The formal communication of his nomination was conveyed in a letter dated 29 April 2025, signed by Dr. Callistus Mahama, Executive Secretary to the President, and addressed to the Acting Chief Justice, Justice Paul Baffoe-Bonnie.

=== Vetting ===
On 16 June 2025, Dzamefe appeared before the Parliament's Appointments Committee, chaired by First Deputy Speaker Bernard Ahiafor, as part of the vetting process for his Supreme Court nomination. During the session, he advocated for judicial reforms, including the introduction of strict timelines for case resolution, proposing three months for criminal cases and six months for civil cases, to enhance justice delivery. He emphasized the importance of human resources, advocating for staff motivation and the expansion of court infrastructure to address case backlogs. Dzamefe supported the establishment of regional tribunals, as provided under Article 142 of the 1992 Constitution, to handle criminal cases and reduce pressure on mainstream courts.

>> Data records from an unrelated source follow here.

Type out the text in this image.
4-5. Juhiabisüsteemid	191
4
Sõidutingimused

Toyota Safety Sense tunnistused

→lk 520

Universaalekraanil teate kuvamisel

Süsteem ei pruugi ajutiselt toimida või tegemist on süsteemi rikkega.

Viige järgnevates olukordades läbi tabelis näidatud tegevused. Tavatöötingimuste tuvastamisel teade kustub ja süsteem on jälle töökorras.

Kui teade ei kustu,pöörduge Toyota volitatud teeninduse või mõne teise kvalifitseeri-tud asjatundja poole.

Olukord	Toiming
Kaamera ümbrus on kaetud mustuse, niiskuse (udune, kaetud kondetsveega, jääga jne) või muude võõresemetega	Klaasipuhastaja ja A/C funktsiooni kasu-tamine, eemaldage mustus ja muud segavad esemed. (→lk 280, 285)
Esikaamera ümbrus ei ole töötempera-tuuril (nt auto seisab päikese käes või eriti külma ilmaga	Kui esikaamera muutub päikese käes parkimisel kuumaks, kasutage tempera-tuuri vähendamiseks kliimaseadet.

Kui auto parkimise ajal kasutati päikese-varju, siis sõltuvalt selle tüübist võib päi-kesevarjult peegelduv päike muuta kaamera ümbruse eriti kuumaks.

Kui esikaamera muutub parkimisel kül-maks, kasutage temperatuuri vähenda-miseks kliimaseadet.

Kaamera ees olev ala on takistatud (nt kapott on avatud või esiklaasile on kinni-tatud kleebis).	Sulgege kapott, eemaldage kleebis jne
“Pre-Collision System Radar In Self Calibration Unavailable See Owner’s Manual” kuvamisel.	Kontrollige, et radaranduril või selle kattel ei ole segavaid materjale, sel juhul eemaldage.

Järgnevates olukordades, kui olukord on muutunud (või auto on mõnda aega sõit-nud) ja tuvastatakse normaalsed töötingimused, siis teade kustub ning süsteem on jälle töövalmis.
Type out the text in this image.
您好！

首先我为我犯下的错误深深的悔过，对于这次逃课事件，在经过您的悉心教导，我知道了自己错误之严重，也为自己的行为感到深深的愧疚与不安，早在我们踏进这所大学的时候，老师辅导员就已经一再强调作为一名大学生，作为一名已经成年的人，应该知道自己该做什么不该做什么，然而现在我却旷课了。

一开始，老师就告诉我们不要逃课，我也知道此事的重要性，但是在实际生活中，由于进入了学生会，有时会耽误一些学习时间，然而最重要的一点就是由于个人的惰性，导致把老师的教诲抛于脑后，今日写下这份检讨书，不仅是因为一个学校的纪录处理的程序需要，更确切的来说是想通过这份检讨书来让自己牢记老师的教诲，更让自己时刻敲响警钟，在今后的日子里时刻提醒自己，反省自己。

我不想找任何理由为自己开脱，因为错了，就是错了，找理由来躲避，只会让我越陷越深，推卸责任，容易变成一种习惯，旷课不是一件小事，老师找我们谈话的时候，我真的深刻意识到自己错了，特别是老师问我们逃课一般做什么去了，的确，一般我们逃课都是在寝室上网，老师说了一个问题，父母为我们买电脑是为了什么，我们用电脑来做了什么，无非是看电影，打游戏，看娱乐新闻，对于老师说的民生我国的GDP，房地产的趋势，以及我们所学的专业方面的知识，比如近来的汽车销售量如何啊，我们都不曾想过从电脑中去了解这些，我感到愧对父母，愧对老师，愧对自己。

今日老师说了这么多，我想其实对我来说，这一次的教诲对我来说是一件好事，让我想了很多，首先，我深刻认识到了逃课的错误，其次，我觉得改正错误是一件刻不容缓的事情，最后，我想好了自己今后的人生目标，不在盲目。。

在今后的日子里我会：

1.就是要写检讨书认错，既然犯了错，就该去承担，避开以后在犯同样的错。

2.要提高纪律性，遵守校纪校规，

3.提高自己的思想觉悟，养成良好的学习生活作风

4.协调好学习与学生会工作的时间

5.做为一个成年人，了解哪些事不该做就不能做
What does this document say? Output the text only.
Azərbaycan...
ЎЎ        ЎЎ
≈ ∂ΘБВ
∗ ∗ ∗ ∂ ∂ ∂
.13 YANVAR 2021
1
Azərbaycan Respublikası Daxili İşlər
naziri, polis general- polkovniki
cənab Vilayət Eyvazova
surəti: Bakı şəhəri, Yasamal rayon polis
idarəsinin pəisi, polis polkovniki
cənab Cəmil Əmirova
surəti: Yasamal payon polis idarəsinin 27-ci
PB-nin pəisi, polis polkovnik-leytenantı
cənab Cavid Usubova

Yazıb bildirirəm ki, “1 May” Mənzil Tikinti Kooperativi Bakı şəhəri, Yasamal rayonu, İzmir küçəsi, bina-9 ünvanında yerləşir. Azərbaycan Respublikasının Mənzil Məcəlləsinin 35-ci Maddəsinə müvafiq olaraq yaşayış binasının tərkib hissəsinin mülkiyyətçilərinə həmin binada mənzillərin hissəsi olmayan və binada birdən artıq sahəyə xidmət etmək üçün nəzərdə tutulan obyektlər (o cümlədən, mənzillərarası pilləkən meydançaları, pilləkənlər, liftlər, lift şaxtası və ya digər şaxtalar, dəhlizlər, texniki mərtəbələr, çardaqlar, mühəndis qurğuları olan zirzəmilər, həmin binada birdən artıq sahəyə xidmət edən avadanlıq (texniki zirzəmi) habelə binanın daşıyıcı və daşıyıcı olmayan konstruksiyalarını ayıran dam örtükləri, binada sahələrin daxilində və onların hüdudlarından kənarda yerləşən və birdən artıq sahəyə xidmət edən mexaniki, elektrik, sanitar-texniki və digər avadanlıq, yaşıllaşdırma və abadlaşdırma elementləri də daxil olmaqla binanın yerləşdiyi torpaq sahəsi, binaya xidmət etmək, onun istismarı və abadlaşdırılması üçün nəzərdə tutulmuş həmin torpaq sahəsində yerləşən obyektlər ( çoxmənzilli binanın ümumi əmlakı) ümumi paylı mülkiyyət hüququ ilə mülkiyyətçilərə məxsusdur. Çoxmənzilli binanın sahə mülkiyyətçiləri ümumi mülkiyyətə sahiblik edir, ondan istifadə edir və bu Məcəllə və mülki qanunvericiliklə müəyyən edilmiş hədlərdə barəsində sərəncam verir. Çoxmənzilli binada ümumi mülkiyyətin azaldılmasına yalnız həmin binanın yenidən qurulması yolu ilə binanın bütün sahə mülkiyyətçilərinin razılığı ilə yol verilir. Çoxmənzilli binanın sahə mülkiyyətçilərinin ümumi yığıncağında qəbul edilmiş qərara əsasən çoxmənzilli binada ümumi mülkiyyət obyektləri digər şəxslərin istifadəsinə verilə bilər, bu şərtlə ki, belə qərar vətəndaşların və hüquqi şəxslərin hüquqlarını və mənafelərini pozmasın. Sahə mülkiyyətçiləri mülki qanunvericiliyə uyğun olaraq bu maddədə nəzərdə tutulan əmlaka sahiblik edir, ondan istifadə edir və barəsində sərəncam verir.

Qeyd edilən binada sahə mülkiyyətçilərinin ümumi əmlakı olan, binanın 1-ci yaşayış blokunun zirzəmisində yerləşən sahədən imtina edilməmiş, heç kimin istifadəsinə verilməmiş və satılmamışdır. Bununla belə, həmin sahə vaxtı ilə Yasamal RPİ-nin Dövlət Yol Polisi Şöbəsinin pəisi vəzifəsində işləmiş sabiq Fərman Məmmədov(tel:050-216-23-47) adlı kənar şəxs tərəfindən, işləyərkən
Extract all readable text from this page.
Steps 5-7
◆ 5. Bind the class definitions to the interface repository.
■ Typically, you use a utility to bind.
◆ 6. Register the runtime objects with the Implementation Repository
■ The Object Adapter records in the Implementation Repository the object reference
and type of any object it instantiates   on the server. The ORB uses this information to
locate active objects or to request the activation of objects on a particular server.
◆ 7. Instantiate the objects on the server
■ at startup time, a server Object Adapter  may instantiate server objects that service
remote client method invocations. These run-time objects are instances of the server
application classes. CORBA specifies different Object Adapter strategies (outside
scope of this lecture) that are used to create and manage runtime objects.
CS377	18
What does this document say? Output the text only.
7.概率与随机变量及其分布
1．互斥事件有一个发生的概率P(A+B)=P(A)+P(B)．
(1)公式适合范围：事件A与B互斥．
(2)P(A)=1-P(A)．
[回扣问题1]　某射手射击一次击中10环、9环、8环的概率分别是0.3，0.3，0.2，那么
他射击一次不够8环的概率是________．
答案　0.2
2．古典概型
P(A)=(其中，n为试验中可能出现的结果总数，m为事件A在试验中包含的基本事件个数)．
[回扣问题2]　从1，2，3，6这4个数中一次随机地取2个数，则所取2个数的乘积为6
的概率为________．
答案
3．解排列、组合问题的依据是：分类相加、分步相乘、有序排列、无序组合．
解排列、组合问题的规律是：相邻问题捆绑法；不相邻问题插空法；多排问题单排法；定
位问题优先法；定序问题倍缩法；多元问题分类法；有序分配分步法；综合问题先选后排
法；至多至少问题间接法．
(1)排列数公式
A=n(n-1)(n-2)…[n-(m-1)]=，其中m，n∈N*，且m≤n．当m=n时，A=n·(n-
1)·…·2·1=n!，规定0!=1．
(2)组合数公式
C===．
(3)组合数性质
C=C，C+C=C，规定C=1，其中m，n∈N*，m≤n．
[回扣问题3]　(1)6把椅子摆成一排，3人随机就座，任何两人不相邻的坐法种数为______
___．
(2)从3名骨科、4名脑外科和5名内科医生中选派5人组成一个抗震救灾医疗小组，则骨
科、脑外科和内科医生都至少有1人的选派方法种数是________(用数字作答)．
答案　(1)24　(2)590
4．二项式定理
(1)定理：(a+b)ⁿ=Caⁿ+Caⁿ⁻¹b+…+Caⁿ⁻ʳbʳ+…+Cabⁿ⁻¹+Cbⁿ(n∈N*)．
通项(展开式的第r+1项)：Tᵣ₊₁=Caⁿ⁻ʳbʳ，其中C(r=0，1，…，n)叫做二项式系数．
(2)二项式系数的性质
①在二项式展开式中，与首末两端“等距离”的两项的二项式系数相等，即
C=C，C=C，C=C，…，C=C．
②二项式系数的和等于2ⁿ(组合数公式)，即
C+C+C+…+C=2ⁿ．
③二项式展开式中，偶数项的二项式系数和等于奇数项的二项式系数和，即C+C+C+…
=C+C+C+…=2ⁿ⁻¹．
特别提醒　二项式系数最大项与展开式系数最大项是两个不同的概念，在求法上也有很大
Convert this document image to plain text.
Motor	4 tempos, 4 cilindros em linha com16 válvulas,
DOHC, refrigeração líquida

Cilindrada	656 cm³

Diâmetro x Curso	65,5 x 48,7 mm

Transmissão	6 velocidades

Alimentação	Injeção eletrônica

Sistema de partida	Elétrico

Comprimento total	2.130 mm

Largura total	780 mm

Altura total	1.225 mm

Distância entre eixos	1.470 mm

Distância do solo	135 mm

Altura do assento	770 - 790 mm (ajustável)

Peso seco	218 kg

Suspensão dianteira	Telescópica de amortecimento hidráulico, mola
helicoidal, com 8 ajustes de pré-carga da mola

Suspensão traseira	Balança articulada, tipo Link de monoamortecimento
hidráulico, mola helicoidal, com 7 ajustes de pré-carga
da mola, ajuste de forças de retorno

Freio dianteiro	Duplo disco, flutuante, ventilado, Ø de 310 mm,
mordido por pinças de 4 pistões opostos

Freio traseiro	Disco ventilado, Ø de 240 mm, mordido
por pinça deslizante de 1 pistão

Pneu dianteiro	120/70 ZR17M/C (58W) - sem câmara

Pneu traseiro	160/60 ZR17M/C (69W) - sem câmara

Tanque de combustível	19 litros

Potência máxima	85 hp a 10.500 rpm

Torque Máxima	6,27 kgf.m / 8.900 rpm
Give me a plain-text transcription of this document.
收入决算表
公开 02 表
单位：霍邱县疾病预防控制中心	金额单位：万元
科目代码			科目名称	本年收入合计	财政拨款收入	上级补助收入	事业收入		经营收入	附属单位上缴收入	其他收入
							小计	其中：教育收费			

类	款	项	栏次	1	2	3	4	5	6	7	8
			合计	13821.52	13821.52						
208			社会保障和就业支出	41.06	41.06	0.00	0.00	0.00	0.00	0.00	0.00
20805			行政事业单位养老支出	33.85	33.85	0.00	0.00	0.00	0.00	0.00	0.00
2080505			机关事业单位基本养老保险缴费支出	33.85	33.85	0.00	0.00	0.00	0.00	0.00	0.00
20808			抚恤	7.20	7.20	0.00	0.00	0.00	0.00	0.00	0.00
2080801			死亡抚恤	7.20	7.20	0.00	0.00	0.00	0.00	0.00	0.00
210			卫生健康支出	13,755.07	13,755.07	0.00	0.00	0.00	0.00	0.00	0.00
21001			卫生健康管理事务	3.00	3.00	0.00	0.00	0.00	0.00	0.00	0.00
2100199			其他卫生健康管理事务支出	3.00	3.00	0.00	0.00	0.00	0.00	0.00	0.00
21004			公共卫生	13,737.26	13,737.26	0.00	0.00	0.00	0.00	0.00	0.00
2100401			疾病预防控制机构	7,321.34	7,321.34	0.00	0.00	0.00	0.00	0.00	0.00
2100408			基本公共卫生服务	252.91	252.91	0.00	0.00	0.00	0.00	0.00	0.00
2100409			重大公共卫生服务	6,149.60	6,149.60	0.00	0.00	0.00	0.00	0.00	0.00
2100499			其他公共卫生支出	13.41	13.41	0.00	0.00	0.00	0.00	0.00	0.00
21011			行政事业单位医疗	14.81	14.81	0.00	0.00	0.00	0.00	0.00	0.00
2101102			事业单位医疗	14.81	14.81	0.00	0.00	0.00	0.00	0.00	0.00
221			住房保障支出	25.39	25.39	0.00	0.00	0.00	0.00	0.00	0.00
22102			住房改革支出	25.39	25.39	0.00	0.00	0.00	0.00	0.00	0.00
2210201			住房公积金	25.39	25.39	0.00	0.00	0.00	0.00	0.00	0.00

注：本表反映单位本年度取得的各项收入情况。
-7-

He also endorsed the use of modern technologies, such as artificial intelligence for voice recording and transcription, and the nationwide rollout of virtual courts to minimize adjournments and improve accessibility.

Dzamefe addressed concerns about judicial transparency, affirming that judges, as public officers, must declare their assets as required by the Constitution, confirming he had complied with this obligation. He rejected any measures to suppress investigative journalism, emphasizing support for press freedom when reporting is truthful and in the public interest. Additionally, he clarified a constitutional gap regarding presidential authority in the absence of the President, Vice President, and Speaker of Parliament, noting no provision requires the Chief Justice to assume such a role. Responding to questions about judicial impartiality, Dzamefe asserted that his judgments were based solely on evidence, not personal relationships, addressing concerns raised by the MP for Manhyia South about potential influences from government interactions. He also reflected on his role as chair of the Commission of Enquiry into the 2014 World Cup scandal, reiterating recommendations such as including at least three Ghana-based players in the Black Stars, discontinuing state-sponsored supporter travel, and prohibiting cash payments to players to prevent administrative mismanagement.

=== Approval ===
On 18 June 2025, Dzamefe's appointment to the Supreme Court of Ghana was approved by Parliament, following a contentious plenary debate and a decisive voice vote. The approval came after the Appointments Committee presented its final report, with the Majority in Parliament endorsing the nomination despite strong opposition from the Minority caucus. The Minority argued that the appointments were inconsistent with the recent suspension of the Chief Justice and raised constitutional concerns, asserting that their objections were not adequately captured in the committee's report and unanimously voting against all seven nominees. Nevertheless, the Majority's support ensured Dzamefe's confirmation, along with the other six nominees.

=== Swearing-in ===
On 3 July 2025, Dzamefe was sworn in as a Justice of the Supreme Court of Ghana by President John Dramani Mahama at the Jubilee House, alongside six other justices, following their approval by Parliament. During the ceremony, Dzamefe, speaking on behalf of his fellow appointees, pledged to dispense justice impartially, stating that the justices would serve all Ghanaians without fear, favour, ill will, or affection, and uphold equal justice under the law. He reflected on the challenges of his judicial career, describing the journey to the Supreme Court as long and arduous, and expressed gratitude to his family, particularly his spouse and children, for their unwavering support. Dzamefe noted that his children had frequently questioned why his name was absent from previous Supreme Court nomination lists, and he acknowledged their encouragement, stating that the day of his appointment had finally arrived. He also invoked divine guidance, praying for strength to fulfill the responsibilities entrusted to the new justices, and reaffirmed his commitment to Ghana's judicial system and its constitutional duties.

== Personal life ==
Dzamefe loves to exercise in his spare time and is a fan of Liverpool football club.